Terapia della Famiglia

Il contributo più importante dato alla psicosomatica dalle teorie sistemiche è quello del pediatra e psichiatra argentino Salvador Minuchin[i], maggior esponente dell’indirizzo strutturale della terapia familiare.

La terapia familiare strutturale mira a riconoscere, esprimere e risolvere i conflitti latenti evitando lo stress emotivo;  ad individuare e rafforzare l’autonomia dei singoli membri e dei sottosistemi e a stimolare e valorizzare ogni potenzialità di cambiamento, di evoluzione e di crescita della famiglia.

Il presupposto di base della terapia familiare si fonda sul concetto che l’uomo non è isolato, al contrario, in quanto individuo, agisce e reagisce all’interno dei gruppi sociali.

Mentre i terapeuti orientati all’approccio individuale sono inclini a vedere l’individuo come il depositario della patologia e a raccogliere soltanto i dati che si possono ottenere dal singolo paziente o che lo riguardano, i terapeuti familiari fanno partecipare alla terapia tutti i componenti della famiglia, cosicché  non c’è bisogno di  postulare l’introiezione delle figure familiari tramite la terapia individuale.

«La famiglia è la matrice dell’identità[ii]».
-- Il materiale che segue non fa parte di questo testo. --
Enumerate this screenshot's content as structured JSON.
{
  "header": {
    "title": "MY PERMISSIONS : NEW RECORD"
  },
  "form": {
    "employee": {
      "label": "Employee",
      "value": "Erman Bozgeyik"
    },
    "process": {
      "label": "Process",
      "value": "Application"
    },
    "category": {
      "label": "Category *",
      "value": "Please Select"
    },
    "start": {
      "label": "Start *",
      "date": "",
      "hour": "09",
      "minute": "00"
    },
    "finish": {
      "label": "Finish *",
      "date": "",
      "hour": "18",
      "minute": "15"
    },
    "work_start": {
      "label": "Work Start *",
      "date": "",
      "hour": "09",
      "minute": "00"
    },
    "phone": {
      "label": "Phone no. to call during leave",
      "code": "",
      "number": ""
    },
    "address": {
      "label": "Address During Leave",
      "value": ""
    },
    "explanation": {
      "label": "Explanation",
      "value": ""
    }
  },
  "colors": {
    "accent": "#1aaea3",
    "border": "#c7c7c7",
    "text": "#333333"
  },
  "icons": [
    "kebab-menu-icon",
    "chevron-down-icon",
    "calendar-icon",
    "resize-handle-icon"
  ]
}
Ogni uomo che nasce, si impianta nel tessuto familiare specifico (razziale, culturale, religioso, ecc.). All’infinitezza dell’essenza neonata, la famiglia pone limiti e condizionamenti, positivi e negativi.   All’interno dello scenario sociale la famiglia si configura come un fattore significativo del processo evolutivo, si delinea come un gruppo naturale che regola le reazioni dei suoi componenti rispetto agli stimoli, difatti la sua organizzazione e la sua struttura proiettano e qualificano l’esperienza dei membri stessi.  La “coscienza familiare” si esprime attraverso i nomi prescelti, il ricordo delle persone care scomparse, le simbologie peculiari di ogni “clan” familiare, le usanze intrinseche. Con il trascorrere degli anni la mente umana si sviluppa incamerando tutti stimoli che l’ambiente gli fornisce, le informazioni assimilate e immagazzinate divengono parte dell’individuo, del  modo di porsi  nel contesto sociale ove interagisce.
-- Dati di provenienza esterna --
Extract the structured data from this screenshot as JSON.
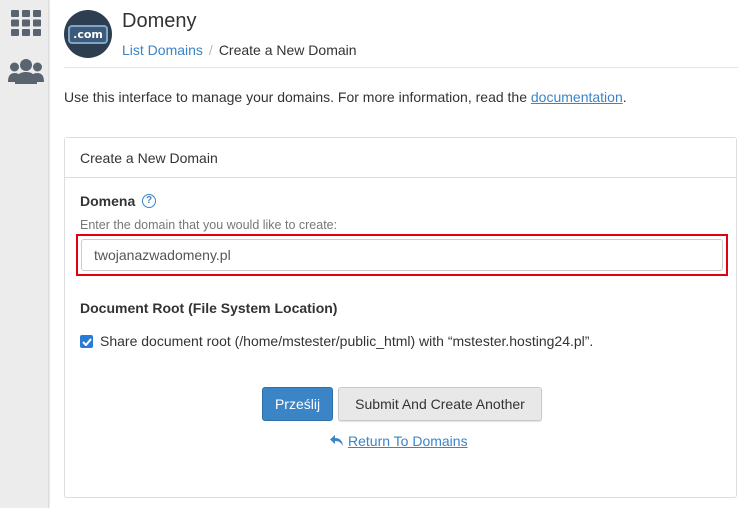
{
  "sidebar": {
    "items": [
      {
        "icon": "grid-icon"
      },
      {
        "icon": "users-icon"
      }
    ]
  },
  "header": {
    "logo_text": ".com",
    "title": "Domeny",
    "breadcrumb": {
      "parent": "List Domains",
      "separator": "/",
      "current": "Create a New Domain"
    }
  },
  "intro": {
    "text": "Use this interface to manage your domains. For more information, read the",
    "link": "documentation",
    "suffix": "."
  },
  "panel": {
    "heading": "Create a New Domain",
    "domain_label": "Domena",
    "help_glyph": "?",
    "domain_hint": "Enter the domain that you would like to create:",
    "domain_value": "twojanazwadomeny.pl",
    "docroot_label": "Document Root (File System Location)",
    "share_checked": true,
    "share_label": "Share document root (/home/mstester/public_html) with “mstester.hosting24.pl”.",
    "submit_label": "Prześlij",
    "submit_another_label": "Submit And Create Another",
    "return_label": "Return To Domains"
  },
  "colors": {
    "accent": "#3b84c6",
    "highlight": "#e0000f",
    "sidebar_icon": "#5a6470"
  }
}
La famiglia diviene il “laboratorio” dove ciascun membro costruisce il senso di identità[iii], che si erige su due elementi: il senso di appartenenza e il senso di differenzazione. Il senso di appartenenza si forma da bambino, man mano che si sviluppa l’adattamento al gruppo familiare di appartenenza e con l’appropriarsi dei modelli transazionali della struttura familiare, che permangono nelle diverse circostanze della vita. Il senso di differenzazione e di individualità si forma con la partecipazione, sia a differenti sottosistemi[iv] in diversi contesti familiari, sia a gruppi extra-familiari.

La struttura della famiglia è un sistema socio-culturale aperto e in continua trasformazione, spesso è sottoposta a stimoli che le offrono la possibilità di adattarsi a situazioni che cambiano senza perdere quella continuità che dà uno schema di riferimento ai suoi componenti.

Bibliografia                                                                                                   CANESTRERI R., GODINO A., “Trattato di psicologia”, CLUEB, Bologna, 2002.             DSM-IV, “Manuale Diagnostico e statistico dei disturbi mentali”, Masson,2004.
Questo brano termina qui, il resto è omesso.